Bien que les États-Unis demeurent l'un des principaux partenaires commerciaux de Cuba, les nouvelles sanctions créent des risques de conformité écrasants pour les entreprises de pays tiers, isolant de fait Cuba des fournisseurs alimentaires alternatifs. Le blocus pétrolier américain a réduit la production agricole nationale de 60 pour cent, laissant Cuba importer 70 à 80 pour cent de sa nourriture ; et grâce à la portée extraterritoriale de la loi Helms-Burton et à l'hégémonie du dollar américain, Washington fait pression sur les entreprises mondiales pour qu'elles abandonnent toute relation commerciale avec Cuba. Il est clair que les États-Unis orchestrent délibérément cette dépendance, utilisant la nourriture comme levier politique pour déstabiliser le gouvernement cubain et ouvrir le pays à la propriété privée américaine.

Le droit de Cuba à cultiver, transformer et manger sa propre nourriture est aujourd'hui attaqué.

En juillet, le Département d'État américain a annoncé une nouvelle série de sanctions économiques de grande ampleur contre Cuba, ciblant des secteurs jusque-là épargnés, limitant ainsi la capacité du gouvernement cubain à acheter des denrées agricoles et des équipements de transformation alimentaire auprès de pays tiers, en visant spécifiquement l'organisme d'importation d'État cubain (GECOMEX) et l'exploitant portuaire (GEMAR).

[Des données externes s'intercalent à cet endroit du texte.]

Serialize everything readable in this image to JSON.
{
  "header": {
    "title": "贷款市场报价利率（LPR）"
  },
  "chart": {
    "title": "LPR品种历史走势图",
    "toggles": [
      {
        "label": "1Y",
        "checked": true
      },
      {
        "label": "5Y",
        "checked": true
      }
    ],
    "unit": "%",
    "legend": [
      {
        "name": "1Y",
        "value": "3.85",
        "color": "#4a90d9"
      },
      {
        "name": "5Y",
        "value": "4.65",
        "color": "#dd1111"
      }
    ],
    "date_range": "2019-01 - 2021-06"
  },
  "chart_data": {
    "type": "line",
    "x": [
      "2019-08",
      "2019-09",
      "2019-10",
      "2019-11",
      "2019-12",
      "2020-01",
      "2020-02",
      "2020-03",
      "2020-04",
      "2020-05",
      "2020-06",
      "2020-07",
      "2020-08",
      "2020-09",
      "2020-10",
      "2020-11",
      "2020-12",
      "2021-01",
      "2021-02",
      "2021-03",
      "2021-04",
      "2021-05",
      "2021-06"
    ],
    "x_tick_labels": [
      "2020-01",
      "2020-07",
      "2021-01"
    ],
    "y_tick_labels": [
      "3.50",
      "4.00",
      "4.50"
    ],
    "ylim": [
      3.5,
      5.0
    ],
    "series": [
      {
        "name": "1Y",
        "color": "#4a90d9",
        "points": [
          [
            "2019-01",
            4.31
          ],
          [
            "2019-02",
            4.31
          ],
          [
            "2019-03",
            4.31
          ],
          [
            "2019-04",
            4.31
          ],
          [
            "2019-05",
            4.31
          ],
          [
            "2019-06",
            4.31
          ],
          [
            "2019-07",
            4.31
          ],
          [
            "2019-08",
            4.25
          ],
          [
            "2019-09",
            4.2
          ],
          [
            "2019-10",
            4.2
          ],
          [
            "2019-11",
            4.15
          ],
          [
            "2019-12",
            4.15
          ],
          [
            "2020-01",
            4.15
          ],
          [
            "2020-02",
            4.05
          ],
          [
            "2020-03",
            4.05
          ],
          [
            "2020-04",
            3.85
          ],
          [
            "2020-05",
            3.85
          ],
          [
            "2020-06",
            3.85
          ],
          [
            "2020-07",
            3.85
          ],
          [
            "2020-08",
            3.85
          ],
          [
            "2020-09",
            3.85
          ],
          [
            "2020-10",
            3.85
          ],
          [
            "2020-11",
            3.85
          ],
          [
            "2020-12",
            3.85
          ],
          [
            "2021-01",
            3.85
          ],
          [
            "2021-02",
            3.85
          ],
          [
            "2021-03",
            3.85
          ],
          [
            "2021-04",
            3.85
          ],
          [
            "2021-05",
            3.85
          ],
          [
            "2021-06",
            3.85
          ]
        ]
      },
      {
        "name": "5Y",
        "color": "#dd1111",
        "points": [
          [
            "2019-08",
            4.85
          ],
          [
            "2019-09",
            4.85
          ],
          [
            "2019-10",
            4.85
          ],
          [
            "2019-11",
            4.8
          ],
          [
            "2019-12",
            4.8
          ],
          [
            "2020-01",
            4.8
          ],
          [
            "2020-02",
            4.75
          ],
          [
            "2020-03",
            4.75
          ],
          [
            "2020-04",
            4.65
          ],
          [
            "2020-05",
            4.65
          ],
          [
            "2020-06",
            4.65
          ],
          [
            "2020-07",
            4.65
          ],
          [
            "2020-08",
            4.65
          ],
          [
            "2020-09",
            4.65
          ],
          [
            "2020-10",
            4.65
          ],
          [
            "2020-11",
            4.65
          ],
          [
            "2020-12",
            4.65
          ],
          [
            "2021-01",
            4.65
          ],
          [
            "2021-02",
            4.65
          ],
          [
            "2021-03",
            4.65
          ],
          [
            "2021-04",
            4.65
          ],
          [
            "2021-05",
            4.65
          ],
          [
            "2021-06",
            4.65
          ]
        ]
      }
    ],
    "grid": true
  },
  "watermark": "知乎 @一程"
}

Cela survient dans un contexte de blocus pétrolier américain contre Cuba, qui dure depuis plusieurs mois et a déjà appauvri la population en entravant l'assainissement de base et la sécurité alimentaire, causant la mort de dizaines de patients dans les hôpitaux cubains. Une délégation du Congrès américain qui s'est rendue sur place début juillet a décrit la situation sur le terrain comme un « Gaza silencieux ».

Dans ce contexte, on pourrait être surpris d'apprendre que les États-Unis demeurent l'un des plus grands partenaires commerciaux de Cuba, ayant exporté pour plus de 828 millions USD de marchandises l'an dernier. Derrière cette apparente contradiction, sanctionner un pays avec lequel on fait affaire, se cache une stratégie aussi ancienne que l'impérialisme lui-même. Les États-Unis sont tout à fait disposés à vendre de la nourriture et d'autres biens sélectionnés à Cuba, mais ils veulent en avoir le monopole.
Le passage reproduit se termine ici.